EINLEITUNG


Die virtuell-dreidimensionale Abformung der menschlichen Gestalt per Computer wird seit mehr als drei Jahrzehnten betrieben. Einen Meilenstein dieser Entwicklung stellt der Film „Futureworld“ von 1976 dar, bei dem erstmals avancierte 3D-Computertechnik in einem Spielfilm zum Einsatz kam. Seit auch Home-Computer immer leistungsfähiger und erschwinglicher wurden, und damit die zum Abspielen dreidimensionaler Inhalte erforderliche Hardware einem Massenpublikum zugänglich gemacht werden konnte, hielt 3D auch in die Wohn- und Jugendzimmer Einzug und ist in den letzten Jahren als Grundlage zahlreicher Consumer-Produkte auch im Massenbewußtsein virulent geworden.

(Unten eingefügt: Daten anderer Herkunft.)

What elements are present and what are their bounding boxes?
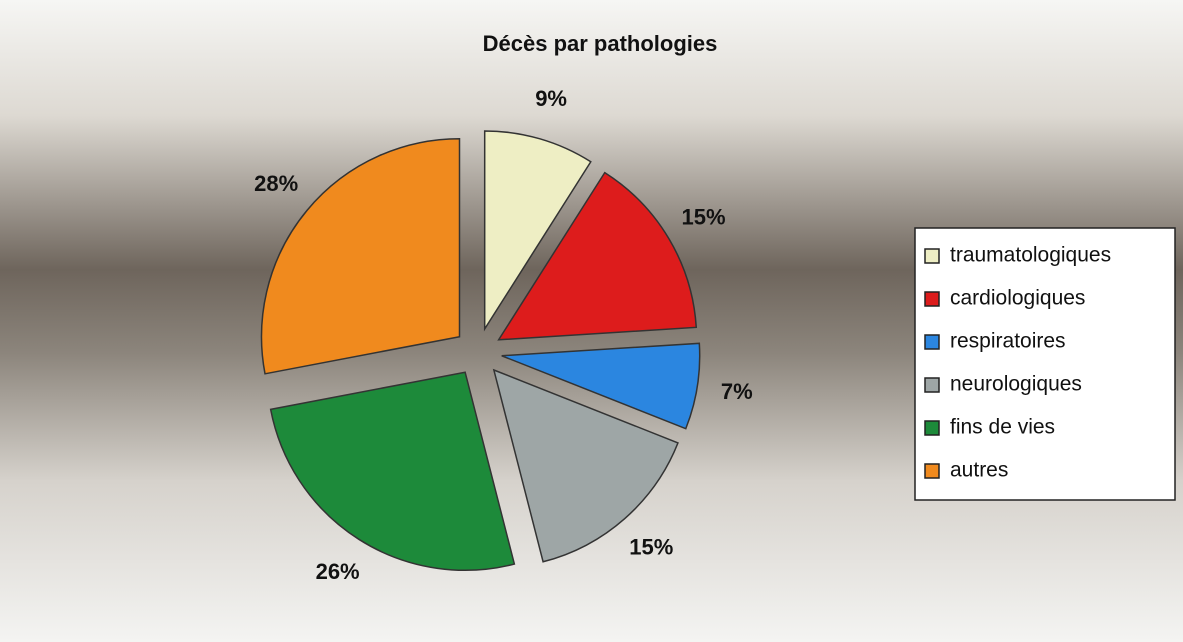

Dreidimensionale Avatare bevölkern Games und Second-Life, die großen Hollywood-Studios haben den gezeichneten Trickfilm zugunsten der 3d-Animation obsolet werden lassen und kaum eine größere Produktion im klassischen Spielfilm-Genre kommt noch ohne 3D-Effekte aus. Wenn auch der erste komplett mit virtuellen Darstellern am Computer entstandene Spielfilm „Final Fantasy“ (USA / Japan 2001) wohl nicht die nähere Zukunft des Kinos markierte, bleibt festzuhalten, daß 3d-animierte Doppelgänger des Menschen eine immer größere Rolle nicht nur in der Filmindustrie spielen werden. So ist der Umsatz der Computerspiele-Industrie bereits jetzt größer als derjenige der klassischen Filmbranche, der über den Verkauf von DVDs erzielt wird (q). Der kommerzielle Flop „Final Fantasy“ ist jedoch in einer weiteren, weniger merkantilen Hinsicht bemerkenswert:

Während die 3D-animierten Trickfilmproduktionen der letzten Jahre bewußt auf eine cartooneske Stilisierung ihrer Figuren gesetzt haben, um dem direkten Vergleich mit lebendigen Darstellern entgehen zu können, gilt in der Spieleindustrie der Realismus der Characters als Qualitätsmerkmal und Kaufkriterium. Das liegt vermutlich unter anderem daran, daß bei Spielen der direkte Vergleich zu lebendigen Figuren entfällt, der beim computergenerierten Spielfilm allzu naheliegt, um günstig für die Animation auszufallen. Der Trend ist in beiden Branchen gegenläufig: Während das analoge Medium Film durch seine mittlerweile über hundertjährige Entwicklung bereits ein Höchstmaß an dramatisch inszeniertem Realismus der Menschendarstellung zu bieten hatte, den das computergenerierte Lichtspiel erst noch erreichen muß, kommt das relativ Neue Medium Computerspiel aus der Wüstenei der monochromen Telespiele mit dürftigsten sinnlichen Qualitäten, demgegenüber jede neue Entwicklung in Richtung Realitätsnähe einen gewaltigen Fortschritt und eine Attraktivitätssteigerung darstellt(e).